—¿Y si a la amigui le pasa algo?
Antes de que Carlos pudiera responder, Paulina ya había soltado la pregunta.
Si Vanesa estaba en peligro, tenía que llamarla de inmediato, explicarle todo y decirle que huyera cuanto antes.
En cuanto a su mamá...
Ya vería cómo arreglárselas para ir hasta Lago Negro y entretener a ese grupo el tiempo suficiente.
Carlos le contestó con calma:
—Peligro como tal, no hay. En Lago Negro nadie se atreve a hacerle nada.
Después de todo, Vanesa era nada menos que la princesa mayor de la familia Allende.
Si alguien en Lago Negro se atrevía a lastimarla, sería como firmar su sentencia de muerte. A fin de cuentas, señora Blanchet estaba atacando a Lago Negro justamente por el incidente de hace unos años, cuando Dan lastimó a Vanesa.

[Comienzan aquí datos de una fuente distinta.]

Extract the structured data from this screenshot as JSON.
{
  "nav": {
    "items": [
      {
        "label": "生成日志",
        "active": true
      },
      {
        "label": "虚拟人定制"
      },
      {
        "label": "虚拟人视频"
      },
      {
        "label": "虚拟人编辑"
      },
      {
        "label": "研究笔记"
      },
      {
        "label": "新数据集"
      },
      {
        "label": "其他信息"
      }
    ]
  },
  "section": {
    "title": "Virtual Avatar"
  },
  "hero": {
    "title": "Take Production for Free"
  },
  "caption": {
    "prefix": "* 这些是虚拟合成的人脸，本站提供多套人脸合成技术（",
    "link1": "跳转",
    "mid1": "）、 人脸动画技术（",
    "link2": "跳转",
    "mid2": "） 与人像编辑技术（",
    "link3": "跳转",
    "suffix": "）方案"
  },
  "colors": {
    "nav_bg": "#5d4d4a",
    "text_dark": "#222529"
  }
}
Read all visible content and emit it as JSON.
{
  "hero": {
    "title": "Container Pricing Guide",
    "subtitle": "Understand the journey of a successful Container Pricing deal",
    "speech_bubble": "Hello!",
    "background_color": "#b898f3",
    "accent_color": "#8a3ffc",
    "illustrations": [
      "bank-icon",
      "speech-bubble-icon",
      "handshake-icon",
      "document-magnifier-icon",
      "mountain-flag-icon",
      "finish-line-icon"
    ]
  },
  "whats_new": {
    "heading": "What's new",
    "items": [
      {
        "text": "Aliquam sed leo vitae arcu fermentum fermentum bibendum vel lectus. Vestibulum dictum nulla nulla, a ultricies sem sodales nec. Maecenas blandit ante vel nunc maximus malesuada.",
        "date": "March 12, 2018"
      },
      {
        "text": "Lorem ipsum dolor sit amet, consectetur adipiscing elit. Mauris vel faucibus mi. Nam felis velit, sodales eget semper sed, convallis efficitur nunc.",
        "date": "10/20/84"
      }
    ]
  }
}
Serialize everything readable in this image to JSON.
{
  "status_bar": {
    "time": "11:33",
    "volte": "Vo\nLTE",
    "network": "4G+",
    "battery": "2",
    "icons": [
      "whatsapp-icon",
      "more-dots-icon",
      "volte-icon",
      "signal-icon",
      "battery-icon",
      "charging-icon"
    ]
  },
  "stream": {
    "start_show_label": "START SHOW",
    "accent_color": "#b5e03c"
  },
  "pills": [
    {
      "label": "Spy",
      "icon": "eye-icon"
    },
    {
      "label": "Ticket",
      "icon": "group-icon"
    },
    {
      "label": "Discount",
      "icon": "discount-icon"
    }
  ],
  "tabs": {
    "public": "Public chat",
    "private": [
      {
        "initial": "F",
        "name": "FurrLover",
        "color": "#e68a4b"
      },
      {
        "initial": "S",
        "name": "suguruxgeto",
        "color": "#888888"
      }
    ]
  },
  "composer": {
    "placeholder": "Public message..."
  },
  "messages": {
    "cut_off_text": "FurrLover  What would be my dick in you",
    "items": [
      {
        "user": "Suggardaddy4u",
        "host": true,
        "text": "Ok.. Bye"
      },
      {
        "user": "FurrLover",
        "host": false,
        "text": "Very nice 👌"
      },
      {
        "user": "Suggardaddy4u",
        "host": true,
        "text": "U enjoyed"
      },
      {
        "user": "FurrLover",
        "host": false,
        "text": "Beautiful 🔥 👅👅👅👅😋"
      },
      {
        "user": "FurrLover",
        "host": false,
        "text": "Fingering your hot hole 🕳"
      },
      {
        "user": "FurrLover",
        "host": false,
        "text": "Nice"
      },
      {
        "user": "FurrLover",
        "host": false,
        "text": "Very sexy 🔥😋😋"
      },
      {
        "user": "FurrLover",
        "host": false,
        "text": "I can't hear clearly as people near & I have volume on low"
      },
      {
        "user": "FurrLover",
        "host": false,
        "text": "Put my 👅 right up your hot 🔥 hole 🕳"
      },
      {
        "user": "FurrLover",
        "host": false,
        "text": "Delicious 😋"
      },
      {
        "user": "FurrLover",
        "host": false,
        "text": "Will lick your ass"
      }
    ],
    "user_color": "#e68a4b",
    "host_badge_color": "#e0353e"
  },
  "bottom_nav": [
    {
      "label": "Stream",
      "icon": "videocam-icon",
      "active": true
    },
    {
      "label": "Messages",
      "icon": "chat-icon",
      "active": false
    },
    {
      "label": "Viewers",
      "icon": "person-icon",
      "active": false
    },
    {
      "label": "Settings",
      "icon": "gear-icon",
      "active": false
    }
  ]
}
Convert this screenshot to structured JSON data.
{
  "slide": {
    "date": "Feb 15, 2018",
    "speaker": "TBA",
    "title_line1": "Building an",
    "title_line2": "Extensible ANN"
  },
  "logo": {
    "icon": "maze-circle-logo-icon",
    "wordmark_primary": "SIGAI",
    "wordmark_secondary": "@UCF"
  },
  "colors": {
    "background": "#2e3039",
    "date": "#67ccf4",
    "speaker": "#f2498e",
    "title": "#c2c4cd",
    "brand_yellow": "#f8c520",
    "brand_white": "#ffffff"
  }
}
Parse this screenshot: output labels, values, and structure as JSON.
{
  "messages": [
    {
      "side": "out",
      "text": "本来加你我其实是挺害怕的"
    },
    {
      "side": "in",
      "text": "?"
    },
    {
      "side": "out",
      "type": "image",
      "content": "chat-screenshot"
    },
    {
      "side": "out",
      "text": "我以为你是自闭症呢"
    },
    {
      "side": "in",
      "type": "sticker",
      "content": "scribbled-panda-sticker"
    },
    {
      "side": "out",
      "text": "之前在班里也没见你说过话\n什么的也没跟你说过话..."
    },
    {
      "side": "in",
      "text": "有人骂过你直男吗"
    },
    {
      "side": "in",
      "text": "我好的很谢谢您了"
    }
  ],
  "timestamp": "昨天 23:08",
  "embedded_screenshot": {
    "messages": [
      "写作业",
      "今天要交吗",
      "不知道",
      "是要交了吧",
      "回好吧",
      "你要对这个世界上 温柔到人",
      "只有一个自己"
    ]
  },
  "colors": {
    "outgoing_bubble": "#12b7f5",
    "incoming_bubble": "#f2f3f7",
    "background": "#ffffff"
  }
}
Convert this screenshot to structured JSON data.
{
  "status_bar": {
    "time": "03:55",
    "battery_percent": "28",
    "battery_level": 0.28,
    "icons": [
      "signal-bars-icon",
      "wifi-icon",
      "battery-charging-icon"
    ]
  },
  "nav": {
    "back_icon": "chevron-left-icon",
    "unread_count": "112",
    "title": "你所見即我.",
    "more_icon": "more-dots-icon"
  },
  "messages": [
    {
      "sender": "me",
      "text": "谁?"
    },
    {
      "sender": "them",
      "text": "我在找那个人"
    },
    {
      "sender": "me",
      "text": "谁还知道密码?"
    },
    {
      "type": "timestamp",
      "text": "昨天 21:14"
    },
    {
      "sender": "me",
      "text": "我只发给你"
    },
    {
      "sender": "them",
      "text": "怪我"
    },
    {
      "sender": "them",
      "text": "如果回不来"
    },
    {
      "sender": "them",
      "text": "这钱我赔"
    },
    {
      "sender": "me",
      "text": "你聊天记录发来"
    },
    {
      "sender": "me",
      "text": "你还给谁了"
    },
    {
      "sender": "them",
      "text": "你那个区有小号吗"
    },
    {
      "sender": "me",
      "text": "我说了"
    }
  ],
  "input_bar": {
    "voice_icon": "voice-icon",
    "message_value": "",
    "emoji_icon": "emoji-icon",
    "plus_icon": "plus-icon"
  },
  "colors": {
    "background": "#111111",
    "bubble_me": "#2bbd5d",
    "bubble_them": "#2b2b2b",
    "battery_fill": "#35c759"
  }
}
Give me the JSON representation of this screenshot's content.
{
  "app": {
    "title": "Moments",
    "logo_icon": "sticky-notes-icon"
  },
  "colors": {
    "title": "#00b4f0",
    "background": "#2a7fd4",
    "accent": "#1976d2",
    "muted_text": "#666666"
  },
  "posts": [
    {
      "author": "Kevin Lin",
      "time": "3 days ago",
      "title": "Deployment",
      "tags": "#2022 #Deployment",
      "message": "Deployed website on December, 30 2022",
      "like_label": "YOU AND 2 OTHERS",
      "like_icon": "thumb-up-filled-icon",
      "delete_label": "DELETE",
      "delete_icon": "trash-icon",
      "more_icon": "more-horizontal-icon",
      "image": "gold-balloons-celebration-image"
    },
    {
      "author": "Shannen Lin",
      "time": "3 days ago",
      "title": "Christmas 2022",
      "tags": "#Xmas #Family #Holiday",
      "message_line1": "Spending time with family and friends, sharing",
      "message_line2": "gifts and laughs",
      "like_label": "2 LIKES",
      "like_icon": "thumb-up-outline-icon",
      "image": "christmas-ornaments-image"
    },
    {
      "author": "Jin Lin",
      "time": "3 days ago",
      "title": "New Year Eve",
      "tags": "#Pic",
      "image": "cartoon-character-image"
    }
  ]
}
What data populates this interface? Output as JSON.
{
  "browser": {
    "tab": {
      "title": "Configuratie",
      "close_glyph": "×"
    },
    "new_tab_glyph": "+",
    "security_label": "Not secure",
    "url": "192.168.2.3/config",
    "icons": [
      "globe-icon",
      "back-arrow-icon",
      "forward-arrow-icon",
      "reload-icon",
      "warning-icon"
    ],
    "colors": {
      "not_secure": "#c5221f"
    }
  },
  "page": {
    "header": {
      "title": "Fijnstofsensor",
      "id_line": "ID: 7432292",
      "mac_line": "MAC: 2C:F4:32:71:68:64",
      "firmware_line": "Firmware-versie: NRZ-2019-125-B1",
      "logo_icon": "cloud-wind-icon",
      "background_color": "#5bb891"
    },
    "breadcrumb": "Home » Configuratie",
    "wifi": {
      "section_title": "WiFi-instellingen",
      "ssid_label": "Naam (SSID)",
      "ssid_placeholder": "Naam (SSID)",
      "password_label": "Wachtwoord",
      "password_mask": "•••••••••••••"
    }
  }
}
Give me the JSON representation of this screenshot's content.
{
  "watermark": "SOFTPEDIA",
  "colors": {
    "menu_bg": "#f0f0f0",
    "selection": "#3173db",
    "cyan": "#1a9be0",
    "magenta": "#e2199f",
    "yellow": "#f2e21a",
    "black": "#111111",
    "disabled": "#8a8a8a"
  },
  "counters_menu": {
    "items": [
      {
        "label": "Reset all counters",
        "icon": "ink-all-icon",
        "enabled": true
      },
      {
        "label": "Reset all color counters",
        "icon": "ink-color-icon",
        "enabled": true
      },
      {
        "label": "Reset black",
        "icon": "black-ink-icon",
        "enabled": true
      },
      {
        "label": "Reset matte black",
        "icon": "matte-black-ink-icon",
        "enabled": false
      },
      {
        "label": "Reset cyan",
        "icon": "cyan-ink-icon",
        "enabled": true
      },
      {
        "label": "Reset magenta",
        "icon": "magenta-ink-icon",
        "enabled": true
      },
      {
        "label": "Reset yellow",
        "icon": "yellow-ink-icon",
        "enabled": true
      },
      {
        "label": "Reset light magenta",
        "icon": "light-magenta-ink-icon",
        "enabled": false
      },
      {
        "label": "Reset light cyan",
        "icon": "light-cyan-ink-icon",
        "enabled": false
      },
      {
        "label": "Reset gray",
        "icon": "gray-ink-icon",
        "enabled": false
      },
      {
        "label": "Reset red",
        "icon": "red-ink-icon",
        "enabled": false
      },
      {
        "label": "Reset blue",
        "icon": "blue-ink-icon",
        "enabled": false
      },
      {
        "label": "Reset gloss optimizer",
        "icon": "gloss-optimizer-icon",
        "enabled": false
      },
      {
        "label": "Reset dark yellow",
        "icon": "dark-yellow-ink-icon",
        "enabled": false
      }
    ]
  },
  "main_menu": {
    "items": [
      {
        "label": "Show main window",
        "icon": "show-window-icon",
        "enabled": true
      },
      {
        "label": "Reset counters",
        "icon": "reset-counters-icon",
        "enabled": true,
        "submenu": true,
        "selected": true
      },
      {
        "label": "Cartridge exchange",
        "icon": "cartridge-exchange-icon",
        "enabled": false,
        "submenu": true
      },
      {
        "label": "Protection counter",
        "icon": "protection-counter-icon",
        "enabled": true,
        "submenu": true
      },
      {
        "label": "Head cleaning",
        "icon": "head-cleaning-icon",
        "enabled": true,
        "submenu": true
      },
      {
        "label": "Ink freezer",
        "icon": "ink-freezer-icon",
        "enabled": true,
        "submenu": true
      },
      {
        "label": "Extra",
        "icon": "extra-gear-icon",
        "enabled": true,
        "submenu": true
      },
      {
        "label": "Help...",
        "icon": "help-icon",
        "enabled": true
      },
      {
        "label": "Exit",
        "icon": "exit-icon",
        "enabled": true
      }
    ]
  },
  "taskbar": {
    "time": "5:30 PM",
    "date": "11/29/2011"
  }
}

Por eso, en este momento, nadie se atrevía a tocarla.
Paulina, al escuchar eso, por fin sintió que podía respirar un poco mejor.
Carlos se dio cuenta de lo que ella pensaba y le soltó:
—Si vas a Lago Negro, no vas a poder hacer nada para frenarlos.
—¿Eh? —Paulina no entendía.
—Al contrario —añadió Carlos con voz seria—, si te presentas ahí, les estarías dando la mejor carta para chantajear a tu mamá. La neta, ¿cómo se te ocurre ir a meterte sola en la boca del lobo?
En Lago Negro andaban buscando a Alicia como si se les fuera la vida en ello. Además, cuando Alicia desapareció, se llevó algo que llevaban años tratando de recuperar a cualquier precio.
Si Paulina iba ahora, solo terminaría siendo usada como moneda de cambio para amenazar a Alicia.
—Entonces, ¿lo único que me toca es esconderme? —preguntó Paulina, con la voz cargada de tristeza al pronunciar la palabra “esconder”.
¿No era irónico? Toda la gente a cargo de Lago Negro era su propia familia, y aun así, por culpa de ellos, ni siquiera podía vivir en paz, ni mucho menos a la vista de todos.
Carlos sintió su dolor.
De pronto, la abrazó y la besó de nuevo.
Esta vez, el beso fue mucho más tierno que el anterior, sin ese aire dominante de antes.
Las lágrimas le brotaron a Paulina sin poder evitarlo. Jamás se habría imaginado que su vida terminaría siendo así de miserable.
Carlos, al ver sus lágrimas, las besó mientras murmuraba:
—No es que tengas que esconderte, solo tienes que estar conmigo.
La frase, dicha con una suavidad increíble pero firme, le revolvió el pecho a Paulina.